Human Milk Oligosaccharide-Stimulated Bifidobacterium Species Contribute to Prevent Later Respiratory Tract Infections

Abstract

(1) Background: Human milk oligosaccharides (HMOs) may support immune protection, partly via their action on the early-life gut microbiota. Exploratory findings of a randomized placebo-controlled trial associated 2'fucosyllactose (2'FL) and lacto-N-neotetraose (LNnT) formula feeding with reduced risk for reported bronchitis and lower respiratory tract illnesses (LRTI), as well as changes in gut microbiota composition. We sought to identify putative gut microbial mechanisms linked with these clinical observations. (2) Methods: We used stool microbiota composition, metabolites including organic acids and gut health markers in several machine-learning-based classification tools related prospectively to experiencing reported bronchitis or LRTI, as compared to no reported respiratory illness. We performed preclinical epithelial barrier function modelling to add mechanistic insight to these clinical observations. (3) Results: Among the main features discriminant for infants who did not experience any reported bronchitis (n = 80/106) or LRTI (n = 70/103) were the 2-HMO formula containing 2'FL and LNnT, higher acetate, fucosylated glycans and Bifidobacterium, as well as lower succinate, butyrate, propionate and 5-aminovalerate, along with Carnobacteriaceae members and Escherichia. Acetate correlated with several Bifidobacterium species. By univariate analysis, infants experiencing no bronchitis or LRTI, compared with those who did, showed higher acetate (p < 0.007) and B. longum subsp. infantis (p ≤ 0.03). In vitro experiments demonstrate that 2'FL, LNnT and lacto-N-tetraose (LNT) stimulated B. longum subsp. infantis (ATCC15697) metabolic activity. Metabolites in spent culture media, primarily due to acetate, supported epithelial barrier protection. (4) Conclusions: An early-life gut ecology characterized by Bifidobacterium-species-driven metabolic changes partly explains the observed clinical outcomes of reduced risk for bronchitis and LRTI in infants fed a formula with HMOs. (Trial registry number NCT01715246.).
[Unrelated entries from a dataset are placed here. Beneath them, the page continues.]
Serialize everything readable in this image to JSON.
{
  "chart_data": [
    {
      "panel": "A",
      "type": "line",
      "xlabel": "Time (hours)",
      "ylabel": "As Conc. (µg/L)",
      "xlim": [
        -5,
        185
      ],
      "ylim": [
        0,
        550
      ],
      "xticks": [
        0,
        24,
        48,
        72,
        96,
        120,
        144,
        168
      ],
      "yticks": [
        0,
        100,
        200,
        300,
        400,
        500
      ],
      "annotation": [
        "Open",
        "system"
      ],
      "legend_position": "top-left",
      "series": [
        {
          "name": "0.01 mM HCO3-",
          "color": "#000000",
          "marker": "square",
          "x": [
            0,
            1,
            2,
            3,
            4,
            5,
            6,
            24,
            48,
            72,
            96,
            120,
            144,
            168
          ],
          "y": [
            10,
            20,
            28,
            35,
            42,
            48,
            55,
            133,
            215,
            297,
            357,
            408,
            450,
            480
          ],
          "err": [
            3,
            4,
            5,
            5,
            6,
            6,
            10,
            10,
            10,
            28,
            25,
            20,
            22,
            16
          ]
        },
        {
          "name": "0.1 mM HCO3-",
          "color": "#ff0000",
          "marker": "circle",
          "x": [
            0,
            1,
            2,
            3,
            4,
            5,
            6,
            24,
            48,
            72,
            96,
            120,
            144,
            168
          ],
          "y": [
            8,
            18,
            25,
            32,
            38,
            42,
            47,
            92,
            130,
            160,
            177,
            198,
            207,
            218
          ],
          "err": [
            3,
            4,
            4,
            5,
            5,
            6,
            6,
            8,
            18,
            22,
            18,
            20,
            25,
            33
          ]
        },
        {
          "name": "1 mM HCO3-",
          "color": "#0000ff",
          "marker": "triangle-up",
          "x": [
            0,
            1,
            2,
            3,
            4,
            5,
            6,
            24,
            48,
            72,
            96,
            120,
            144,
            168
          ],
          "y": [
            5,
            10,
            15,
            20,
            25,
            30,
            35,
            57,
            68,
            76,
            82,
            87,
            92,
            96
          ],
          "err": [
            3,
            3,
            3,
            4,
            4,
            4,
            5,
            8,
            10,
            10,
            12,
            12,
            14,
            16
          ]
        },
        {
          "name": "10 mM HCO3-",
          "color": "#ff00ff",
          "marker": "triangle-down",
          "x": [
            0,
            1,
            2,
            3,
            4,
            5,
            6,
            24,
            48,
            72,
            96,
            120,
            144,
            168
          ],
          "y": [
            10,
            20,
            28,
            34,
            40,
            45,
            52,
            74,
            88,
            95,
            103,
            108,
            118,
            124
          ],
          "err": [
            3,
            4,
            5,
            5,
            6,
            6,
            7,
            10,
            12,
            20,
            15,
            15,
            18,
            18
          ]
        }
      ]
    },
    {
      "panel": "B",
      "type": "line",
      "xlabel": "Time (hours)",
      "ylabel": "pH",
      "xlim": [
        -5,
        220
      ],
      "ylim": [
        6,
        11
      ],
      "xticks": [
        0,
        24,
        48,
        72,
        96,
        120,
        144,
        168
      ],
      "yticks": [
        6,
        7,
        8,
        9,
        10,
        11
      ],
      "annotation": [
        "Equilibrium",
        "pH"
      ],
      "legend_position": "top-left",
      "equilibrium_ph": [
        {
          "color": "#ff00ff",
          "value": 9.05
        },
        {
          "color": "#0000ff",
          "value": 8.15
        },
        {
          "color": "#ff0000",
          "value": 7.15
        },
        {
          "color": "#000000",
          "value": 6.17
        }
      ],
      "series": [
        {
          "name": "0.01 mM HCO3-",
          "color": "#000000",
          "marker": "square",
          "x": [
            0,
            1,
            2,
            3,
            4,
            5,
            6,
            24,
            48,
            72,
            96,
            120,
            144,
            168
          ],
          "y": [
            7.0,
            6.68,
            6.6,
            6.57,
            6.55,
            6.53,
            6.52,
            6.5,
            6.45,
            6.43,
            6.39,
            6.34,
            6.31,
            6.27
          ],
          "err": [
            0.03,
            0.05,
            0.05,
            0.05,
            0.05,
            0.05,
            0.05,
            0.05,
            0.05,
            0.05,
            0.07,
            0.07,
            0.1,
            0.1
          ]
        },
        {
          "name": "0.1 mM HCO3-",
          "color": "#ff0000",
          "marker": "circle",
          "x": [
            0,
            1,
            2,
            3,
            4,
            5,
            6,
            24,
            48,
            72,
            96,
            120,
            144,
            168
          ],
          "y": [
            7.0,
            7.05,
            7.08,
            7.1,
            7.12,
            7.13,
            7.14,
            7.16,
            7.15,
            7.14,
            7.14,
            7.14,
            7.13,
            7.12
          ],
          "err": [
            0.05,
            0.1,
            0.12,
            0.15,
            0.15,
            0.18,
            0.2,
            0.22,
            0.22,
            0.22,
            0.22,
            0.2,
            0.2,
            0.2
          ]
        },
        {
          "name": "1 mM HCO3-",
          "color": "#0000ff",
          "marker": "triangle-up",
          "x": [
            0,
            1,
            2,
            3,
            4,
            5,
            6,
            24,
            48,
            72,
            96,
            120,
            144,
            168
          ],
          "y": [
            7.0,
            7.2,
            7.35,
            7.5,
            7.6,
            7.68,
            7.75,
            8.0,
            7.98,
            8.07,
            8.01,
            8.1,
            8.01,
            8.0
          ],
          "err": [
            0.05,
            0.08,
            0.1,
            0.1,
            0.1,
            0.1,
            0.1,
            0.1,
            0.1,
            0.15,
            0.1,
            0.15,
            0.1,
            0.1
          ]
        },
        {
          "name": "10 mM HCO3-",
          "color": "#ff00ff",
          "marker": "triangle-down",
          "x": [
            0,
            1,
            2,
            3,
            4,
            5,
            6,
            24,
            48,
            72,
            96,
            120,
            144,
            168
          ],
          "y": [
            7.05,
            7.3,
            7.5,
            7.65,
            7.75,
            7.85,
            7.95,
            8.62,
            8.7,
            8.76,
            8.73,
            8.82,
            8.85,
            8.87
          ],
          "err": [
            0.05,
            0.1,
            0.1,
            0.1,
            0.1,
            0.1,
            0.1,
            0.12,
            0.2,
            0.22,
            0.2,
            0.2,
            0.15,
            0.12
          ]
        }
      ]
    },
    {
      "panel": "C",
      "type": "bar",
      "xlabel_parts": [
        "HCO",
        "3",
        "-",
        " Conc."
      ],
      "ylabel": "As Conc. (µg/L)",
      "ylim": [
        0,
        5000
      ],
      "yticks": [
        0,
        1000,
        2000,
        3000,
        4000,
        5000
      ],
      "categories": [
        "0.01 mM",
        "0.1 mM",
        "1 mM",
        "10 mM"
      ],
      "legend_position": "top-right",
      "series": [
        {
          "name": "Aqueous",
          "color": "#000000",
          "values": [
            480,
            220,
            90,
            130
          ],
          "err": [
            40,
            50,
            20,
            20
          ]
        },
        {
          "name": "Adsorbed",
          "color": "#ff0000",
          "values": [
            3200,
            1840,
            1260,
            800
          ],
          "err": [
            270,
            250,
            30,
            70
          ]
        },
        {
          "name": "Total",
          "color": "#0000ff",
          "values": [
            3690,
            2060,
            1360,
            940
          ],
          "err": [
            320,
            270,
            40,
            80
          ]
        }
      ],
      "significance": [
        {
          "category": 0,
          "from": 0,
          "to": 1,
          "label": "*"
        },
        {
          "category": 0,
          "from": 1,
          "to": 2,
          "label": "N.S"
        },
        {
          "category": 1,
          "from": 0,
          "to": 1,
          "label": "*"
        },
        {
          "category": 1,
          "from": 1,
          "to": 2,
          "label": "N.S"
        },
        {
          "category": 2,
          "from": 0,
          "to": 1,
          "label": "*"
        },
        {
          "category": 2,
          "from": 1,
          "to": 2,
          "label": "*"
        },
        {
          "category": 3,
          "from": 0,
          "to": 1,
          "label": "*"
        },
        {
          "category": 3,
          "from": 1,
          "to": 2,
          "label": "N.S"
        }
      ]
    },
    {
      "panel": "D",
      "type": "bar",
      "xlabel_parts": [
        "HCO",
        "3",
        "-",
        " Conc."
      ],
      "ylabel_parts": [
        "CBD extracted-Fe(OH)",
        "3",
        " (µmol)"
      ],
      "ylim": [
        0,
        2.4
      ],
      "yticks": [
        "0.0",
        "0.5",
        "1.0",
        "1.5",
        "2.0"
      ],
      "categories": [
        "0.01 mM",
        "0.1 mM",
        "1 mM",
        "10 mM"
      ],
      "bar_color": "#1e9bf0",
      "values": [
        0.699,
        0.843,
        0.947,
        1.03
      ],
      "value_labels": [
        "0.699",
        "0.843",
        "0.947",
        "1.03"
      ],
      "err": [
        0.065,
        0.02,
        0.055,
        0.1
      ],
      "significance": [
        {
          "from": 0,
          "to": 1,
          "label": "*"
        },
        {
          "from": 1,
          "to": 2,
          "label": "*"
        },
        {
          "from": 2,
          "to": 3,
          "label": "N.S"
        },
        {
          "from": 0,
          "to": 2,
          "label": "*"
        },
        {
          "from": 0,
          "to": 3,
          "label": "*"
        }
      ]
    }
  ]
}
Keywords: Bifidobacterium; acetate; bronchitis; fucosylated glycans; machine learning based classification models; respiratory infections.

Figure 1

Subject flow chart showing the number of per protocol formula-fed infants with stool sample at three months of age, by controls and cases who experienced at least one reported bronchitis or lower respiratory tract infection (LRTI) between three and 12 months of age.

Figure 2

Representative sPLS-DA plots and loadings of the five independent rounds of sPLS-DA modeling with down-sampling to separate controls and cases for bronchitis (n = 52) (a,b) and LRTI (n = 66) (c,d). Results from all five sPLS-DA modeling rounds for both bronchitis and LRTI are provided in Table S1.

Figure 3

Comparison of the identified main features from the sPLS-DA model by feeding group: (a,b) relative abundance of metabolites; (c) relative abundance of microbial taxa; (d) concentration of calprotectin. (n = 106; * indicate p < 0.05, ** p < 0.01 by non-parametric t-test).

Figure 4

Association between relative acetate and Bifidobacterium species in infant stool samples. (a) Spearman correlation; (b) linear regression analysis of the sum of Bifidobacterium species and relative amounts of acetate.

Figure 5

Comparison of relative amounts of short-chain fatty acids and Bifidobacterium species in the stool of infants at three months of age between infants who did not (controls) or did (cases) experience any bronchitis and LRTI thereafter from 3 to 12 months of age: (a,b) relative abundance of the short-chain fatty acids for bronchitis or LRTI cases and controls; (c,d) relative abundance of the Bifidobacterium species for bronchitis or LRTI cases and controls (* indicate p < 0.05, ** p < 0.01 by non-parametric t-test).

Figure 6

In vitro experiments with B. longum subsp. infantis conditioned with glucose (Glc), lactose (Lac), 2′fucosyllactose (2′FL), lacto-N-tetraose (LNT), lacto-N-neotetraose (LNnT) and 6′sialyllactose (6′SL): (a) bacterial growth monitoring using optical density at 600 nm (OD600); (b) quantification of acetate in spent culture media from conditioned B. longum subsp. infantis; (c) measurement of conditioned spent culture medium pH; (d) measurement of NFkB activation by TNFα in the presence of control and conditioned (cond) spent culture media; (e) measurement of Salmonella invasion in cultured epithelial cells in the presence of control and conditioned spent culture media; (f) measurement of Salmonella invasion with different amounts of acetate added to fresh or spent culture media in comparison to control and spent culture media. Symbols stand for independent experiments each with 3 replicates (* p < 0.05, ** p < 0.01 by Kruskal–Wallis or non-parametric t-test).